The medication abortion provisions of the law would allow the state, and not doctors, to decide how abortion-inducing medicines should be administered. Under the new law, medication abortions would have to be administered within the first 49 days of pregnancy – when women may not yet know they're pregnant – and women would need to visit a clinic for in-person administration of each of the two rounds of drugs that induce termination. Because Texas already requires a 24-hour waiting period and an extra trip to the abortionist for a mandatory ultrasound procedure, women seeking pharmaceutical abortion would now be required to visit a clinic four times to receive that abortion.

Proponents of the measure say it's simply meant to ensure that pharmaceutical abortions are administered in accordance with federal Food and Drug Admin­istration-approved guidelines, developed more than a decade ago when the drug was first introduced. But that protocol was simply an initial labeling requirement, and not meant to hamstring doctors from administering the drug in a medically and scientifically responsible way, argues the lawsuit. Indeed, the "evidence-based" regimens followed by the plaintiff providers have "been shown to be more effective" than the drug label protocol, reads the lawsuit, "both having a lower rate of ongoing pregnancies and requiring fewer surgical interventions to complete the procedure." To say that all medicines must only be used in accordance with on-label directions would forbid evolved and common uses for many drugs – including aspirin to protect against heart attacks.

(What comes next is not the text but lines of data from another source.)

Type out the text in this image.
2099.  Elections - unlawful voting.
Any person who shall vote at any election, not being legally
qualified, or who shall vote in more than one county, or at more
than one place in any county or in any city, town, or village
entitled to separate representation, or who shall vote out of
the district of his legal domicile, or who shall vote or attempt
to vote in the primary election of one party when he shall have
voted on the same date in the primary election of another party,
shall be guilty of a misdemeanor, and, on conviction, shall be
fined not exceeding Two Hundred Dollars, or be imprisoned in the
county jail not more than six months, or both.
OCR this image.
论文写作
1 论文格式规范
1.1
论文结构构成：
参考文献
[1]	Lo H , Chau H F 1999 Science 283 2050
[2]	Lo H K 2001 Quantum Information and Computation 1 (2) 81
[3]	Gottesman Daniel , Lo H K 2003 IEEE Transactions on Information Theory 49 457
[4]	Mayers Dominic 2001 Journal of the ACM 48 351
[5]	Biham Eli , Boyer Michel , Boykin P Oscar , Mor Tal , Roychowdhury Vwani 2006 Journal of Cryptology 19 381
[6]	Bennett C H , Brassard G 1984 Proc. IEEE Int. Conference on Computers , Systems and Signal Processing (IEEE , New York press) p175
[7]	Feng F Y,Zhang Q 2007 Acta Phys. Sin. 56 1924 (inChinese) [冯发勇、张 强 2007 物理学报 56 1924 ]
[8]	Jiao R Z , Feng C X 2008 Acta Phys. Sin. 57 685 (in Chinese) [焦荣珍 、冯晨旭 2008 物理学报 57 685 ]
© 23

In sum, reads the lawsuit, the "challenged provisions of Texas House Bill No. 2 ... violate Plaintiffs' patients' right to liberty and privacy as guaranteed [by the Constitution] standing alone, together, and in conjunction with burdens imposed by existing Texas law, because they are medically unwarranted health regulations and they impose an undue burden on women seeking abortions."

Nancy Northup, president of the Center for Reproductive Rights, notes that the restrictions enacted in Texas, taken together, would be "catastrophic" for women, making access especially impossible for poor and rural Texas women. The lawsuit is meant to "strike back against the hostile politicians who have made clear this willingness to sacrifice the constitutional rights, health, and even lives of ... women" because of political agendas. "We shouldn't have to go to court after every single legislative session," she said during a Friday morning press call.

Neither Attorney General Greg Abbott nor Gov. Rick Perry, both staunch supporters of the measures contained in HB 2, offered any comment on the the lawsuit, though Elizabeth Graham with Texas Right to Life responded with signature vitriol, accusing the advocates of suing only to "attempt to protect their bottom line." Graham said in a press release, "these extremists are desperate to keep playing fast and loose with women's health." That is not true, advocates say, arguing the provisions contained in HB 2 are arbitrary and have nothing at all to do with increasing health and safety protections for women seeking abortion.

"I grew up in Texas and learned early on that women only got what they fought for," said Cecile Richards, president of Planned Parent­hood Federation of America during the press call. This lawsuit is just "the latest chapter in what is going to be a long fight to restore [access to] women's health to women who need it most," she said. "Texas women deserve better."